Jeder Moment ist kostbar. Die japanische Lebenskunst des Ichigo-ichie hilft uns, einmalige Chancen zu ergreifen, indem wir die Einzigartigkeit jedes Augenblicks schätzen lernen und so ein Leben voll wunderbarer Erlebnisse erschaffen.
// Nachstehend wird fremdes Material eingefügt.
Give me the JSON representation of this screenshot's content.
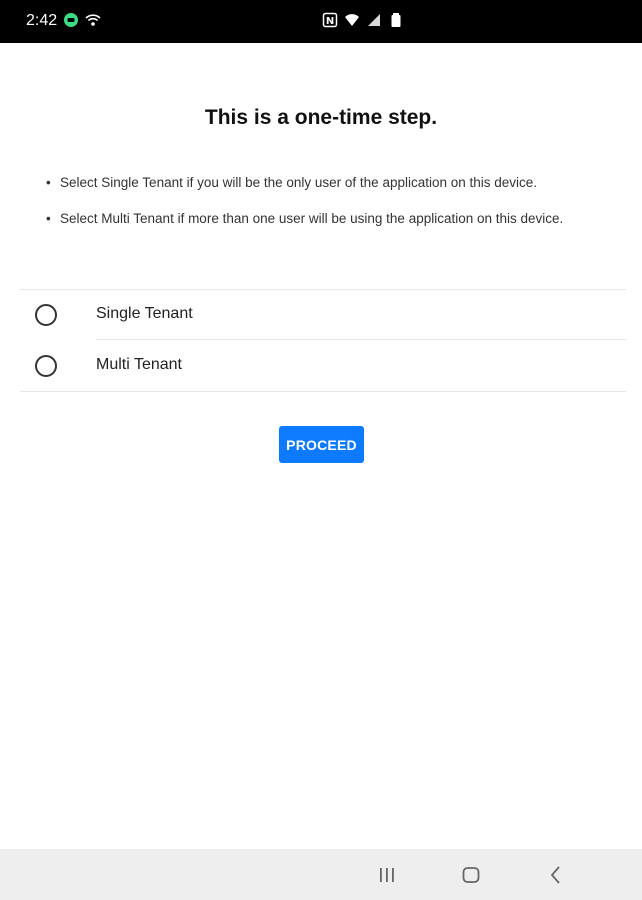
{
  "status_bar": {
    "time": "2:42",
    "left_icons": [
      "messages-icon",
      "wifi-calling-icon"
    ],
    "right_icons": [
      "nfc-icon",
      "wifi-icon",
      "signal-icon",
      "battery-icon"
    ]
  },
  "main": {
    "title": "This is a one-time step.",
    "bullets": [
      "Select Single Tenant if you will be the only user of the application on this device.",
      "Select Multi Tenant if more than one user will be using the application on this device."
    ],
    "options": [
      {
        "label": "Single Tenant",
        "selected": false
      },
      {
        "label": "Multi Tenant",
        "selected": false
      }
    ],
    "proceed_label": "PROCEED",
    "accent_color": "#0d7aff"
  },
  "nav_bar": {
    "buttons": [
      "recents-icon",
      "home-icon",
      "back-icon"
    ]
  }
}
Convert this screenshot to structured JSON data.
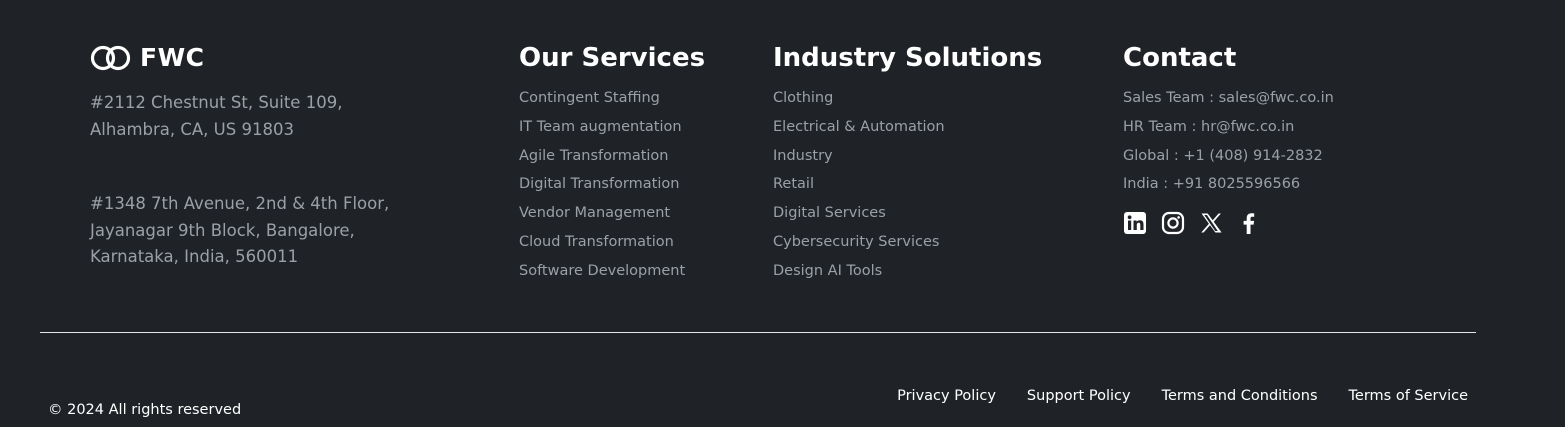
{
  "brand": {
    "logo_text": "FWC",
    "addresses": [
      [
        "#2112 Chestnut St, Suite 109,",
        "Alhambra, CA, US 91803"
      ],
      [
        "#1348 7th Avenue, 2nd & 4th Floor,",
        "Jayanagar 9th Block, Bangalore,",
        "Karnataka, India, 560011"
      ]
    ]
  },
  "services": {
    "title": "Our Services",
    "items": [
      "Contingent Staffing",
      "IT Team augmentation",
      "Agile Transformation",
      "Digital Transformation",
      "Vendor Management",
      "Cloud Transformation",
      "Software Development"
    ]
  },
  "industry": {
    "title": "Industry Solutions",
    "items": [
      "Clothing",
      "Electrical & Automation",
      "Industry",
      "Retail",
      "Digital Services",
      "Cybersecurity Services",
      "Design AI Tools"
    ]
  },
  "contact": {
    "title": "Contact",
    "items": [
      "Sales Team : sales@fwc.co.in",
      "HR Team : hr@fwc.co.in",
      "Global : +1 (408) 914-2832",
      "India : +91 8025596566"
    ],
    "socials": [
      "linkedin-icon",
      "instagram-icon",
      "x-icon",
      "facebook-icon"
    ]
  },
  "bottom": {
    "copyright": "© 2024 All rights reserved",
    "links": [
      "Privacy Policy",
      "Support Policy",
      "Terms and Conditions",
      "Terms of Service"
    ]
  },
  "colors": {
    "background": "#1f2327",
    "muted_text": "#9aa0a6",
    "heading": "#ffffff"
  }
}
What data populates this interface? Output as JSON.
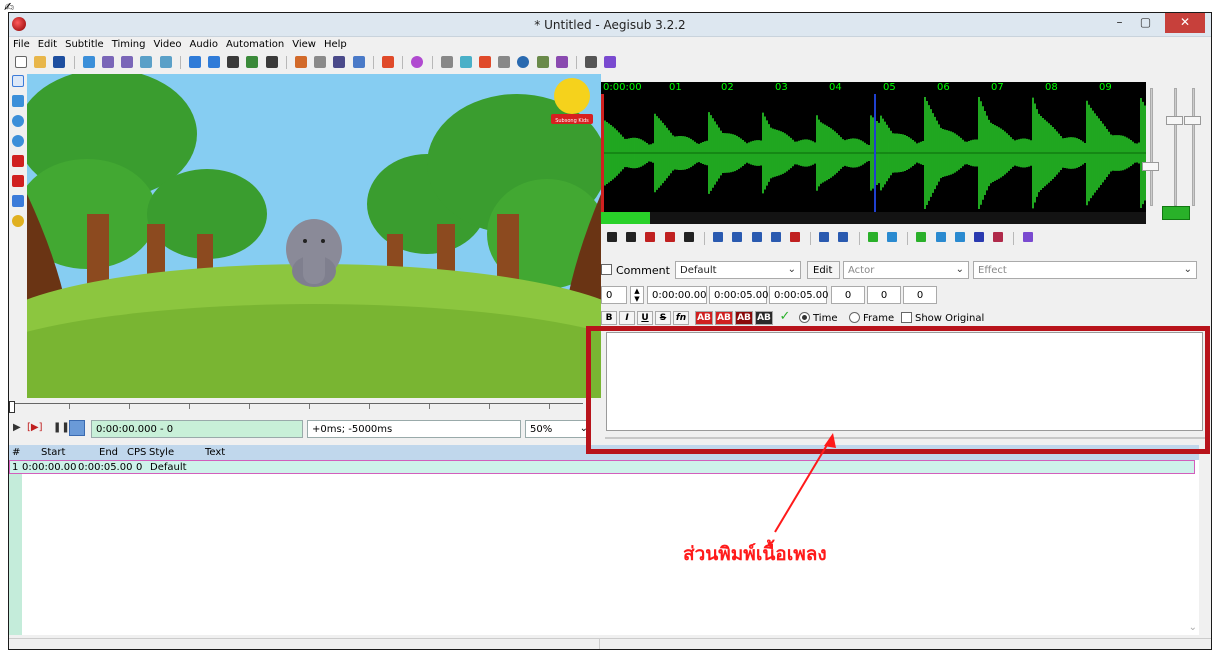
{
  "window": {
    "title": "* Untitled - Aegisub 3.2.2",
    "controls": {
      "minimize": "–",
      "maximize": "▢",
      "close": "✕"
    }
  },
  "menu": [
    "File",
    "Edit",
    "Subtitle",
    "Timing",
    "Video",
    "Audio",
    "Automation",
    "View",
    "Help"
  ],
  "video_controls": {
    "time": "0:00:00.000 - 0",
    "offset": "+0ms; -5000ms",
    "zoom": "50%"
  },
  "audio": {
    "ruler": [
      "0:00:00",
      "01",
      "02",
      "03",
      "04",
      "05",
      "06",
      "07",
      "08",
      "09"
    ],
    "playback_fraction": 0.09
  },
  "editbox": {
    "comment_label": "Comment",
    "style": "Default",
    "edit_button": "Edit",
    "actor_placeholder": "Actor",
    "effect_placeholder": "Effect",
    "line_number": "0",
    "layer": "0",
    "start_time": "0:00:00.00",
    "end_time": "0:00:05.00",
    "duration": "0:00:05.00",
    "margin_l": "0",
    "margin_r": "0",
    "margin_v": "0",
    "format_buttons": [
      "B",
      "I",
      "U",
      "S",
      "fn",
      "AB",
      "AB",
      "AB",
      "AB"
    ],
    "time_label": "Time",
    "frame_label": "Frame",
    "show_original_label": "Show Original",
    "text": ""
  },
  "grid": {
    "headers": [
      "#",
      "Start",
      "End",
      "CPS",
      "Style",
      "Text"
    ],
    "rows": [
      {
        "num": "1",
        "start": "0:00:00.00",
        "end": "0:00:05.00",
        "cps": "0",
        "style": "Default",
        "text": ""
      }
    ]
  },
  "annotation": {
    "label": "ส่วนพิมพ์เนื้อเพลง",
    "color": "#ff1a1a"
  },
  "colors": {
    "waveform": "#29d129",
    "highlight_box": "#b8131b",
    "grid_header": "#c0d7ec",
    "selected_row": "#cef2ea"
  },
  "video_logo_text": "Subsong Kids"
}
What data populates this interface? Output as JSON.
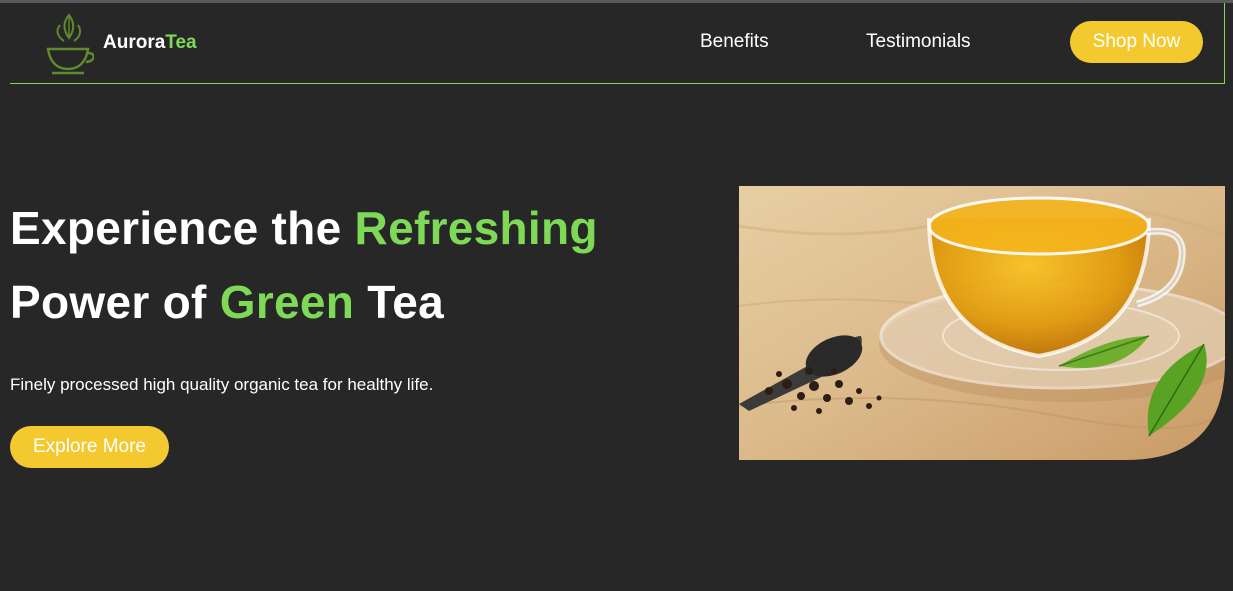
{
  "brand": {
    "name_part1": "Aurora",
    "name_part2": "Tea"
  },
  "nav": {
    "benefits": "Benefits",
    "testimonials": "Testimonials",
    "shop_now": "Shop Now"
  },
  "hero": {
    "title_line1_a": "Experience the ",
    "title_line1_b": "Refreshing",
    "title_line2_a": "Power of ",
    "title_line2_b": "Green",
    "title_line2_c": " Tea",
    "subtitle": "Finely processed high quality organic tea for healthy life.",
    "cta": "Explore More",
    "image_icon": "tea-cup-photo"
  },
  "colors": {
    "background": "#272727",
    "accent_green": "#7ed957",
    "button_yellow": "#f4c92f",
    "text": "#ffffff"
  }
}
Frau steht in Sonnenlicht auf Wiese
Mit Ichigo-ichie den Moment genießen. Foto: Canva.com

Ichigo-ichie verändert den Blickwinkel

Es gibt einen Comicstrip der Peanuts, darin sehen wir Charlie Brown und Snoopy auf einem Bootssteg sitzen. Sie schauen auf einen See und unterhalten sich: „Eines Tages werden wir sterben, Snoopy“, sinniert Charlie Brown. „Ja das stimmt, Charlie, aber an allen anderen Tagen nicht“, antwortet ihm sein weiser Hund Snoopy. Letztendlich weiß niemand von uns, an welchem Tag er diese Welt verlassen wird – was ja auch gut ist –, aber jede:r von uns hat einen großen Einfluss darauf, wie er „alle anderen Tage“ verbringt, all jene wunderbaren Tage, an denen wir lebendig sind. Und ehe wir eintauchen in die faszinierende Welt des Ichigo-ichie, der japanischen Lebensphilosophie, im Moment zu leben, können wir die Worte des Meisters Ikkuyu auf uns wirken lassen:

„Bevor der Schüler sich dem Studium der heiligen Texte widmet und endlos die Sutren singt, sollte er lernen, die Liebesbriefe zu lesen, die Schnee, Wind und Regen ihm schicken.“
Ikkuyu

Genieße jeden Augenblick mit Ichigo-ichie

Ichigo-ichie setzt sich zusammen aus den Schriftzeichen für "eins" (ichi), "Zeit" (go) und "Treffen" (e) und wird übersetzt als „eine Zeit, ein Treffen“ – also eine Begegnung, die nur einmal im Leben stattfindet. Dahinter steckt eine komplexe Philosophie, die ihren Ursprung in der japanischen Teezeremonie hat und inzwischen auch fester Bestandteil des Zen-Buddhismus ist. Damit ist gemeint, dass jede Begegnung, jedes Erlebnis ein kostbarer Schatz ist, etwas, das sich nie wieder in gleicher Weise wiederholen wird. Lassen wir dieses eine Erlebnis verstreichen, ohne es zu bewusst wahrzunehmen, wird die Gelegenheit dafür für immer verloren sein. Die Beschäftigung mit den Elementen des Ichigo-ichie kann uns helfen, den Fuß vom Gas zu nehmen und uns darauf zu besinnen, dass jeder Morgen auf dieser Welt, jedes Zusammentreffen mit anderen Menschen, die Zeit mit unseren Lieben unendlich wertvoll ist und unsere volle Aufmerksamkeit verdient.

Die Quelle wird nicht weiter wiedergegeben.